The aim of this small report is not to go into details of describing organizational structures or infrastructures of collaboration, which must be delivered by the Israeli initiative itself, but to offer clear and hopefully useful recommendations to the Israeli stakeholders in support of their successful learning cities program. It is at the same time the aim to allow global discussion forums some insight into the Israeli initiative.

Background

We carried through a long visit in 2011 to establish international dialogues around the establishment of the Israeli role model learning city of Modi’in. Modi’in is a brand new city in Israel, located right at the center of the country between Tel Aviv and Jerusalem and between the Northern and Southern regions of the country. The strategic plan is to take the city’s now 80.000 inhabitants to around 250.000 and to take the city from a place where people live to a place where they live and work. The city is in all aspects a young city, with an average age of 32. The idea is to include learning city visions and practices into all dimensions of a new city.

Modi’in is the role model learning city for Israel and for the national initiative of learning cities. Not a role model in the narrow sense, like a learning city to be copied by others, but in the sense of a hub, an experimentarium, a resource center and a accumulative knowledge and inspiration center for the upcoming learning communities and cities in Israel. The role model project is strongly supported by the Municipality of Modi’in. The resource center role is strongly supported by two national organisations, the Union of Local Authorities in Israel and the Israeli Adult Education Association.

The visit in April 2013 aimed to establish a number of dialogues with very different stakeholders in different parts of Israel to allow the monitoring of the present strategic step: taking the national learning cities from Modi’in to a number of new learning cities across the country. Part of the visit therefore included celebrating the second Israeli learning city of Ra’anana in the central part of Israel, and establishing dialogues with potential new learning cities in the northern part of the country, characterized by coexistence between Jewish and Arab communities.
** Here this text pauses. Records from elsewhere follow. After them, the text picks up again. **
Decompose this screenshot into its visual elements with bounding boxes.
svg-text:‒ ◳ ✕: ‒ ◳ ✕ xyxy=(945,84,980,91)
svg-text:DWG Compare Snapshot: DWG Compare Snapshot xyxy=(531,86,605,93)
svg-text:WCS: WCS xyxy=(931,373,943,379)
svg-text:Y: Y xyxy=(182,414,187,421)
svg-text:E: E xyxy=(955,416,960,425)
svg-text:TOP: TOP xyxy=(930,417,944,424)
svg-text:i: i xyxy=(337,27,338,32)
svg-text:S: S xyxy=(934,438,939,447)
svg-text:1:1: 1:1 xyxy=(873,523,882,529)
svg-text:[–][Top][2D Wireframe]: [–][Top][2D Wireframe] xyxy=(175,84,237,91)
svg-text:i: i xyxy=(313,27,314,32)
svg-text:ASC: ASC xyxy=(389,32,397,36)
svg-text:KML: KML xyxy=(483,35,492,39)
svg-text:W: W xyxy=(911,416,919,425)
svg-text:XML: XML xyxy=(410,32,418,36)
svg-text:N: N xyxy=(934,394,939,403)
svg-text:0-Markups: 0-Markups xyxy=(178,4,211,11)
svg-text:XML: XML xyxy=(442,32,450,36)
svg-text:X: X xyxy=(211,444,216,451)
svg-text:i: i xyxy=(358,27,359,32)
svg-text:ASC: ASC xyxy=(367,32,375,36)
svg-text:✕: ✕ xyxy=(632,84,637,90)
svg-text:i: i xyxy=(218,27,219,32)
The overall aim of the visit was to discuss this second phase of the national initiative and in particular to discuss the challenges linked to taking the initiative from a role model city and to a network of learning cities. There are vital challenges linked to such a step, as it requires strong visions, leadership and coordination, but in particular strong inspiration and resource allocation actions.

The Israeli Learning Cities Initiative is a top-down initiative with considerable policy support, and therefore the creator of the initiative, Dr. Orna Mager, is extremely focused on how to balance the top-down initiative against strong community activities directly involving different groups of citizens. Also in this field Modi’in will be the role-model, not telling what to do in new learning cities, but offering inspiration on how to work together in the local communities. The Israeli Learning City Initiative is deeply linked to and inspired by the European Xploit project as well as by various global learning cities platforms, such as Pascal and the emerging UNESCO learning cities network initiative. It is a clear value in the common understanding of the initiative among Israeli stakeholders that the Israeli initiative must be linked strongly to international platforms, networks and dialogues.

It is precisely the mission of the Advisory Board to offer a strong bridge between the Israeli initiative and the European and global platforms.